Road - class 1 togher, Corralanna, Co. Westmeath
Co. Westmeath |
Roads & Tracks
Beneath the surface of Coolnagun bog in the Westmeath townland of Corralanna, oak planks lie buried under more than a metre of peat, their purpose still not entirely clear.
They came to light not through deliberate excavation but through an industrial accident of sorts: Bord na Móna, while dredging a drain running east to west across the bog, cut through whatever structure these timbers belong to and exposed them in the drain's northern face. A togher, as these bog roads are known in Ireland, is essentially a raised or laid trackway built from timber to allow passage across otherwise impassable wetland. But whether this is straightforwardly a togher, or something else entirely, remains an open question.

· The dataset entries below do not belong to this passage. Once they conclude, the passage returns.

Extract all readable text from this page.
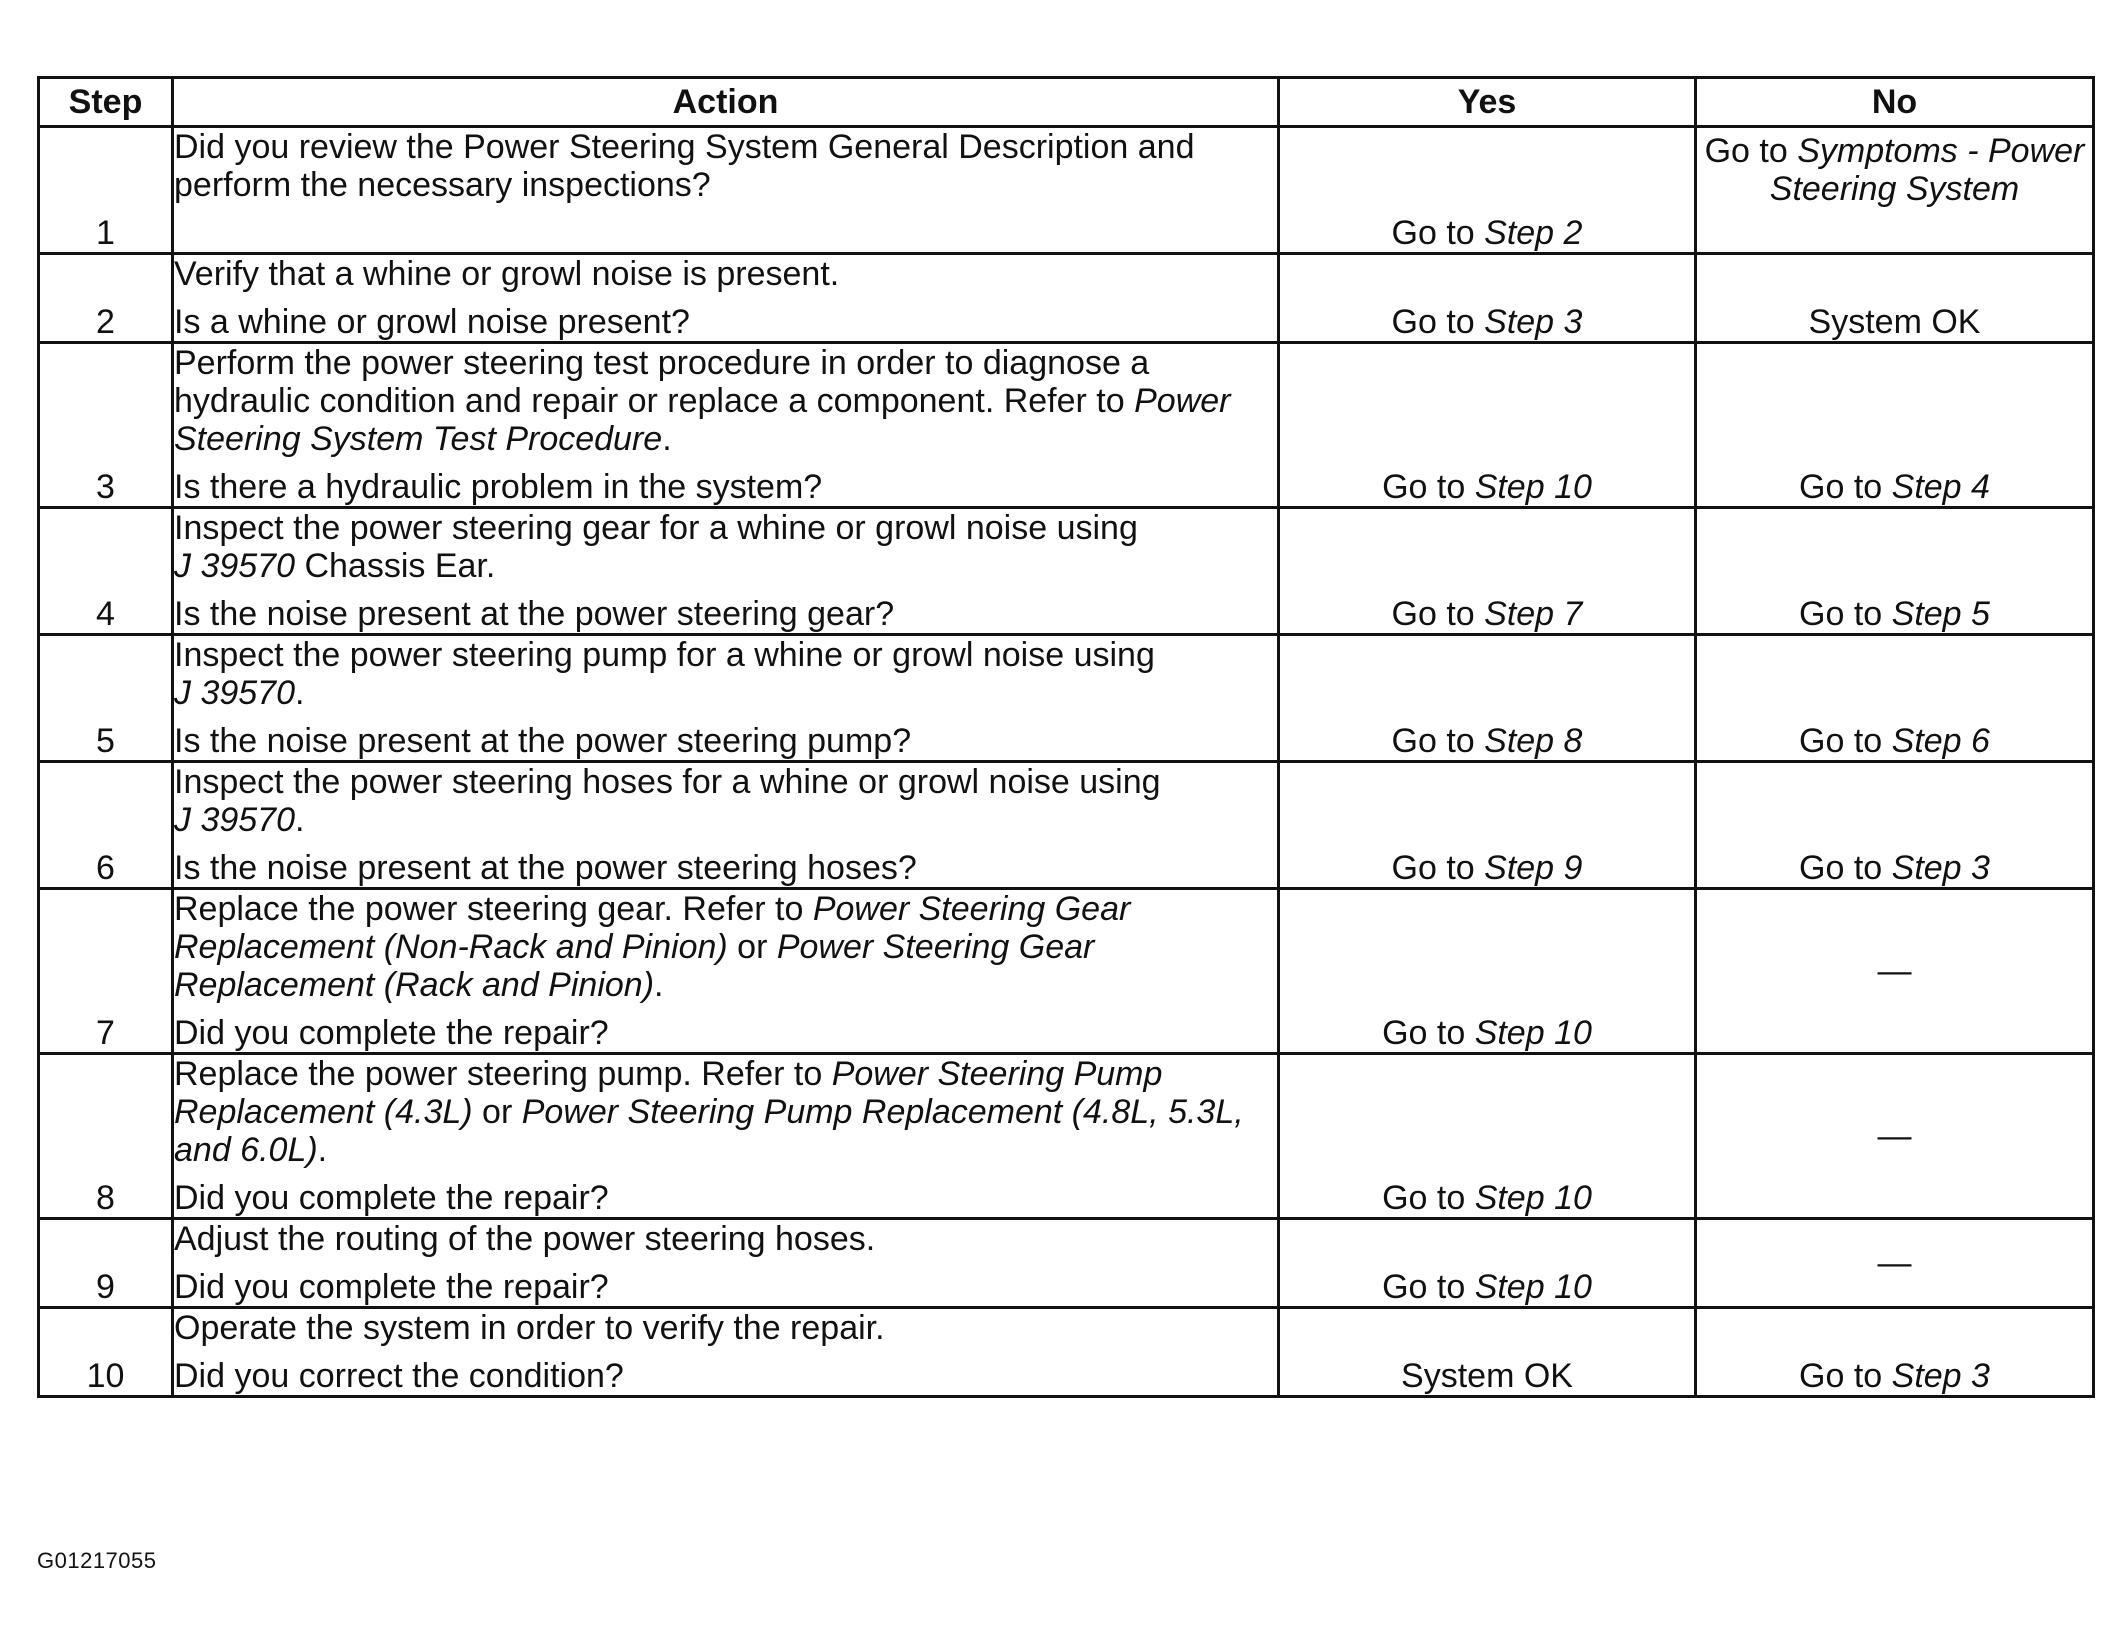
Step	Action	Yes	No
1	Did you review the Power Steering System General Description and perform the necessary inspections?	Go to Step 2	Go to Symptoms - Power Steering System
2	Verify that a whine or growl noise is present.

Is a whine or growl noise present?	Go to Step 3	System OK
3	Perform the power steering test procedure in order to diagnose a hydraulic condition and repair or replace a component. Refer to Power Steering System Test Procedure.

Is there a hydraulic problem in the system?	Go to Step 10	Go to Step 4
4	Inspect the power steering gear for a whine or growl noise using
J 39570 Chassis Ear.

Is the noise present at the power steering gear?	Go to Step 7	Go to Step 5
5	Inspect the power steering pump for a whine or growl noise using
J 39570.

Is the noise present at the power steering pump?	Go to Step 8	Go to Step 6
6	Inspect the power steering hoses for a whine or growl noise using
J 39570.

Is the noise present at the power steering hoses?	Go to Step 9	Go to Step 3
7	Replace the power steering gear. Refer to Power Steering Gear Replacement (Non-Rack and Pinion) or Power Steering Gear Replacement (Rack and Pinion).

Did you complete the repair?	Go to Step 10	—
8	Replace the power steering pump. Refer to Power Steering Pump Replacement (4.3L) or Power Steering Pump Replacement (4.8L, 5.3L, and 6.0L).

Did you complete the repair?	Go to Step 10	—
9	Adjust the routing of the power steering hoses.

Did you complete the repair?	Go to Step 10	—
10	Operate the system in order to verify the repair.

Did you correct the condition?	System OK	Go to Step 3
G01217055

The exposed timbers consist of horizontal oak planks resting on top of smaller brushwood timbers, a construction method consistent with plank-laid trackways found elsewhere in the Irish midlands. The planks that have been pulled out of the drain measure roughly 0.17 metres wide and 0.05 metres thick, and they were sitting approximately 1.3 to 1.6 metres below the bog surface when uncovered. On the southern face of the same drain, a line of small upright roundwoods was observed, which may represent timber pegs used to fix the planks in position. One visible timber in the northern face, measuring around 0.8 metres in length, suggests the structure may have run on a north to south axis, though the orientation is uncertain. What complicates any simple identification as a trackway is the spread of timbers across a length of roughly 70 metres of drain, which raises the possibility that they are the remnants of a broader peatland structure rather than a straightforward road through the bog. A second trackway lies approximately one kilometre to the east, and the site sits around 80 metres north of a tributary of the River Inny, a detail that may or may not be relevant to understanding what was being crossed or connected. The site lies on the southern edge of a Bord na Móna bog that borders Coillte-owned forestry land, a landscape that has been shaped as much by twentieth-century industry as by anything older.